The shifts in leadership that have followed his resignation — detailed in other corporate filings — show that the Trump Organization appears to be increasingly reliant on Trump’s adult sons to manage a company facing several difficulties, including the indictments, the coronavirus pandemic and the toxic politicization of the Trump brand.
When Trump entered the White House in 2017, he kept ownership of his company but handed day-to-day leadership to a triumvirate: Weisselberg and his sons Eric and Donald Jr.
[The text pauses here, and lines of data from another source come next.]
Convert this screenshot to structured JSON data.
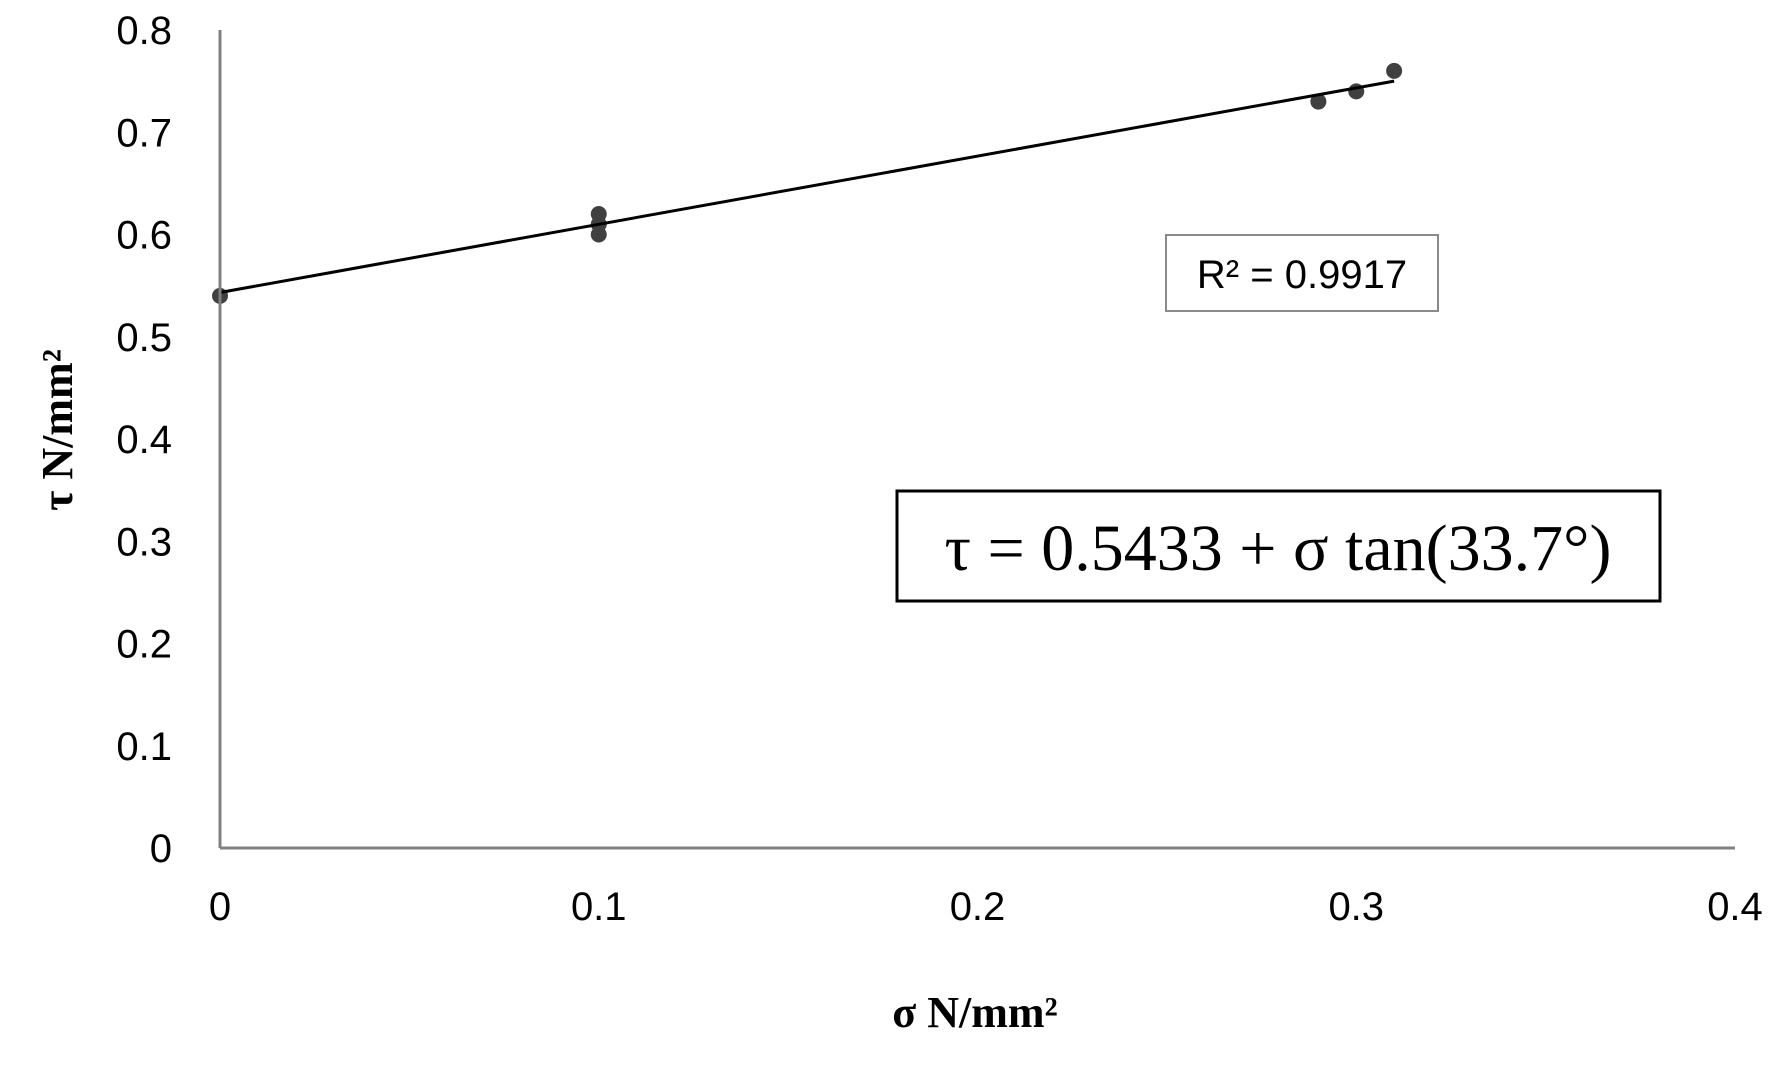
{
  "chart_data": {
    "type": "scatter",
    "xlabel": "σ N/mm²",
    "ylabel": "τ N/mm²",
    "xlim": [
      0,
      0.4
    ],
    "ylim": [
      0,
      0.8
    ],
    "x_ticks": [
      "0",
      "0.1",
      "0.2",
      "0.3",
      "0.4"
    ],
    "y_ticks": [
      "0",
      "0.1",
      "0.2",
      "0.3",
      "0.4",
      "0.5",
      "0.6",
      "0.7",
      "0.8"
    ],
    "grid": false,
    "series": [
      {
        "points": [
          {
            "x": 0.0,
            "y": 0.54
          },
          {
            "x": 0.1,
            "y": 0.6
          },
          {
            "x": 0.1,
            "y": 0.61
          },
          {
            "x": 0.1,
            "y": 0.62
          },
          {
            "x": 0.29,
            "y": 0.73
          },
          {
            "x": 0.3,
            "y": 0.74
          },
          {
            "x": 0.31,
            "y": 0.76
          }
        ],
        "color": "#404040"
      }
    ],
    "trendline": {
      "x_range": [
        0,
        0.31
      ],
      "intercept": 0.5433,
      "slope": 0.6668,
      "color": "#000000"
    },
    "annotations": {
      "r_squared": "R² = 0.9917",
      "equation": "τ = 0.5433 + σ tan(33.7°)"
    }
  }
}
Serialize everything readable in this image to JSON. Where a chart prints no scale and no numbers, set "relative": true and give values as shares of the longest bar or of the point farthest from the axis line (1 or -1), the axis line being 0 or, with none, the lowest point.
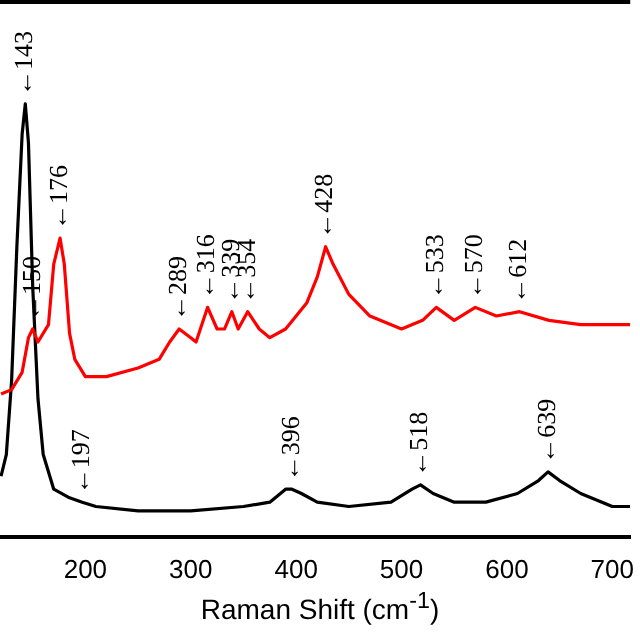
{
  "chart_data": {
    "type": "line",
    "xlabel": "Raman Shift (cm$^{-1}$)",
    "relative": true,
    "xlim": [
      119,
      717
    ],
    "xticks": [
      200,
      300,
      400,
      500,
      600,
      700
    ],
    "grid": false,
    "legend": false,
    "marker": "none",
    "line_style": "solid",
    "series": [
      {
        "color": "#ff0000",
        "x": [
          120,
          130,
          140,
          146,
          150,
          155,
          165,
          170,
          176,
          180,
          185,
          190,
          200,
          220,
          250,
          270,
          280,
          289,
          300,
          305,
          316,
          325,
          332,
          339,
          345,
          354,
          365,
          375,
          390,
          410,
          420,
          428,
          435,
          450,
          470,
          500,
          520,
          533,
          550,
          570,
          590,
          612,
          640,
          670,
          717
        ],
        "values": [
          0.33,
          0.34,
          0.38,
          0.46,
          0.48,
          0.45,
          0.49,
          0.63,
          0.69,
          0.63,
          0.47,
          0.41,
          0.37,
          0.37,
          0.39,
          0.41,
          0.45,
          0.48,
          0.46,
          0.45,
          0.53,
          0.48,
          0.48,
          0.52,
          0.48,
          0.52,
          0.48,
          0.46,
          0.48,
          0.54,
          0.6,
          0.67,
          0.63,
          0.56,
          0.51,
          0.48,
          0.5,
          0.53,
          0.5,
          0.53,
          0.51,
          0.52,
          0.5,
          0.49,
          0.49
        ]
      },
      {
        "color": "#000000",
        "x": [
          120,
          125,
          130,
          135,
          140,
          143,
          146,
          150,
          155,
          160,
          170,
          185,
          197,
          210,
          250,
          300,
          350,
          375,
          390,
          396,
          405,
          420,
          450,
          490,
          510,
          518,
          530,
          550,
          580,
          610,
          630,
          639,
          650,
          670,
          700,
          717
        ],
        "values": [
          0.14,
          0.19,
          0.36,
          0.67,
          0.93,
          1,
          0.91,
          0.58,
          0.32,
          0.19,
          0.11,
          0.09,
          0.08,
          0.07,
          0.06,
          0.06,
          0.07,
          0.08,
          0.11,
          0.11,
          0.1,
          0.08,
          0.07,
          0.08,
          0.11,
          0.12,
          0.1,
          0.08,
          0.08,
          0.1,
          0.13,
          0.15,
          0.13,
          0.1,
          0.07,
          0.07
        ]
      }
    ],
    "annotations": [
      {
        "text": "←143",
        "x": 143,
        "y": 1
      },
      {
        "text": "←150",
        "x": 150,
        "y": 0.48
      },
      {
        "text": "←176",
        "x": 176,
        "y": 0.69
      },
      {
        "text": "←197",
        "x": 197,
        "y": 0.08
      },
      {
        "text": "←289",
        "x": 289,
        "y": 0.48
      },
      {
        "text": "←316",
        "x": 316,
        "y": 0.53
      },
      {
        "text": "←339",
        "x": 339,
        "y": 0.52
      },
      {
        "text": "←354",
        "x": 354,
        "y": 0.52
      },
      {
        "text": "←428",
        "x": 428,
        "y": 0.67
      },
      {
        "text": "←533",
        "x": 533,
        "y": 0.53
      },
      {
        "text": "←570",
        "x": 570,
        "y": 0.53
      },
      {
        "text": "←612",
        "x": 612,
        "y": 0.52
      },
      {
        "text": "←396",
        "x": 396,
        "y": 0.11
      },
      {
        "text": "←518",
        "x": 518,
        "y": 0.12
      },
      {
        "text": "←639",
        "x": 639,
        "y": 0.15
      }
    ]
  }
}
That arrangement showed up in corporate filings. At most subsidiaries, Weisselberg was listed as an officer alongside one or both of the sons. When Trump left office in January, Trump left that setup in place — largely declining to retake his old titles.
Now, as Weisselberg has resigned his roles at the subsidiaries, no new executive has stepped up to take his place.
Instead, corporate filings show, in most cases Trump’s sons just added Weisselberg’s old jobs to their own. On paper, their three-person leadership team shrank to just two.
Or, in some cases, one.
At one company connected to Trump’s golf club in Northern Virginia, Donald Trump Jr. is now “President, Vice President, Chief Executive Officer, Secretary, Treasurer [and] Chief Financial Officer,” according to papers the Trump Organization recently filed with the state of Virginia.
The filings also hint at one potential complication for that strategy: Donald Trump Jr. has become a well-known conservative activist and provocateur, buying a home in Florida and frequently speaking at pro-Trump events. His brother Eric has played a much larger role in running the company, according to people who know the Trump Organization well.
In the new corporate filings that laid out his larger role at Trump companies, Trump Jr. also said his mailing address is no longer Trump Tower, the company’s longtime headquarters.
Instead, he said, his mail should be sent “care of” a Trump golf course in Jupiter, Fla., close to his new home.